Paul N. Bloom is Adjunct Professor of Social Entrepreneurship and Marketing in the Center for the Advancement of Social Entrepreneurship of Duke University’s Fuqua School of Business, where he is also serving as the Center’s Faculty Director.  His current research focus is on identifying the drivers of successful scaling of social entrepreneurial organizations.  Prior to coming to Duke in 2006, he had a long career doing research on how the field of marketing can contribute to societal welfare, doing work in consumer protection, antitrust, and social marketing.  Dr. Bloom is the author or co-author of more than 100 published articles, papers, book chapters, and books.  His books include Knowledge Development in Marketing: The MSI Experience (Lexington Books, 1987) and The Handbook of Marketing and Society (Sage Publications, 2001).   He holds a Ph.D. in marketing from the Kellogg School of Northwestern University and earned the MBA degree at the Wharton School of the University of Pennsylvania.  His undergraduate degree is from Lehigh University.  He formerly served as Professor of Marketing at the Kenan-Flagler Business School of the University of North Carolina (1984-2006) and held posts at the University of Maryland and the Marketing Science Institute.

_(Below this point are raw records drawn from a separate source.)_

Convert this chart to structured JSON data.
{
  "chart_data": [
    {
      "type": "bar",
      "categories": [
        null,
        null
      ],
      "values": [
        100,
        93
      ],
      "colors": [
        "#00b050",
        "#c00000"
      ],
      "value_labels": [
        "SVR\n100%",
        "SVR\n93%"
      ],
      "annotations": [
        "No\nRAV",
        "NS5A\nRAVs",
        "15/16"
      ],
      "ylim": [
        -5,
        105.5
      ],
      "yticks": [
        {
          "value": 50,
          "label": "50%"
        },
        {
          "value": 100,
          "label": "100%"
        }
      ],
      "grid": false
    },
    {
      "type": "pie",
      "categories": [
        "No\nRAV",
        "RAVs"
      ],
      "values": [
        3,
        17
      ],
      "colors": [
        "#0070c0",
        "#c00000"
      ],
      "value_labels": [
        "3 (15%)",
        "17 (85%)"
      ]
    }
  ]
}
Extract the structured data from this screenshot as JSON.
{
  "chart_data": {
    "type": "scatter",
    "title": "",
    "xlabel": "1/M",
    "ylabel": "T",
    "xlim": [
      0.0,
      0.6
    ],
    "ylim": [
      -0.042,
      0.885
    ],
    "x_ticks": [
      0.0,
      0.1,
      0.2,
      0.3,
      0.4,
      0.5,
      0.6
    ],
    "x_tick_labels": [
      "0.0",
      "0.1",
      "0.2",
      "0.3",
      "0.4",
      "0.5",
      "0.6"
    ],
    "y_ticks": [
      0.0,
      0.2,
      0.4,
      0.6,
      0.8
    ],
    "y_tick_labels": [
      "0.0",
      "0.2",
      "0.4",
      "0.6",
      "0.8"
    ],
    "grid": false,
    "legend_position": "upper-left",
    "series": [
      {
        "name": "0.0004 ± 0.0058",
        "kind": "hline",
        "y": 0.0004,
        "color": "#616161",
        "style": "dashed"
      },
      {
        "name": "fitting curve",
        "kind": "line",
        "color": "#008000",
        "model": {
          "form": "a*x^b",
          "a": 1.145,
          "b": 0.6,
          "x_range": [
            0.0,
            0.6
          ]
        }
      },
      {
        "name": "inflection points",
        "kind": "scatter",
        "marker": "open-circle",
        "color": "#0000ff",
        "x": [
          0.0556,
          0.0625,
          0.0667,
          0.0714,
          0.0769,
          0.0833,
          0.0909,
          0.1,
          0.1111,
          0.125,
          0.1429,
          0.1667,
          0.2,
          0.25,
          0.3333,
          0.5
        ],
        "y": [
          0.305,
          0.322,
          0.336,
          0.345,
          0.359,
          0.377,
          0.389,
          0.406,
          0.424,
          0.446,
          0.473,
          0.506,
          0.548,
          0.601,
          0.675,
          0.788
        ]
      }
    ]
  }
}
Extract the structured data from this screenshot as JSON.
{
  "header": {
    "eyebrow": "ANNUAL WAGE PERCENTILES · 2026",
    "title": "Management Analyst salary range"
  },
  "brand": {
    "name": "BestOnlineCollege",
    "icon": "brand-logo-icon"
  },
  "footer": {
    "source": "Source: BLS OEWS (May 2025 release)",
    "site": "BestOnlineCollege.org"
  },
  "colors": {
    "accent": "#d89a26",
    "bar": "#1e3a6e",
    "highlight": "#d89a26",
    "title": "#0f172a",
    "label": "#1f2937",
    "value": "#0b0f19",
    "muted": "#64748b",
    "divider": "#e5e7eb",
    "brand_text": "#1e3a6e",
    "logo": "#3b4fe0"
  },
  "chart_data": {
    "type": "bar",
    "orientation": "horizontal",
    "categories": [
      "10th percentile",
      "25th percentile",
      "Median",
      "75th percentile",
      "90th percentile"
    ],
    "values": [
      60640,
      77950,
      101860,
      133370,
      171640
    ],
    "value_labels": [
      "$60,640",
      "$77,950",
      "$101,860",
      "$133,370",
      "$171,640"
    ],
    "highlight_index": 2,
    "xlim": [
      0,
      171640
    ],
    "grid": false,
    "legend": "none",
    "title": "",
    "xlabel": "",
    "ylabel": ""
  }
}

Edward Skloot is founding Director of the Center for Strategic Philanthropy and Civil Society and Professor of the Practice of Public Policy at Duke University. Before coming to Duke in 2008, he was, for 18 years, President of the Surdna Foundation, one of the largest family philanthropies in the country. Skloot came to Surdna from the nonprofit consulting firm he founded (in 1980), New Ventures, whose mission was to help nonprofit organizations earn income and become self-sustaining. As such, he was part of the first wave of the social entrepreneurship movement. He also taught and wrote much of the early literature in the field. Skloot also has worked in senior executive positions in New York State and New York City government.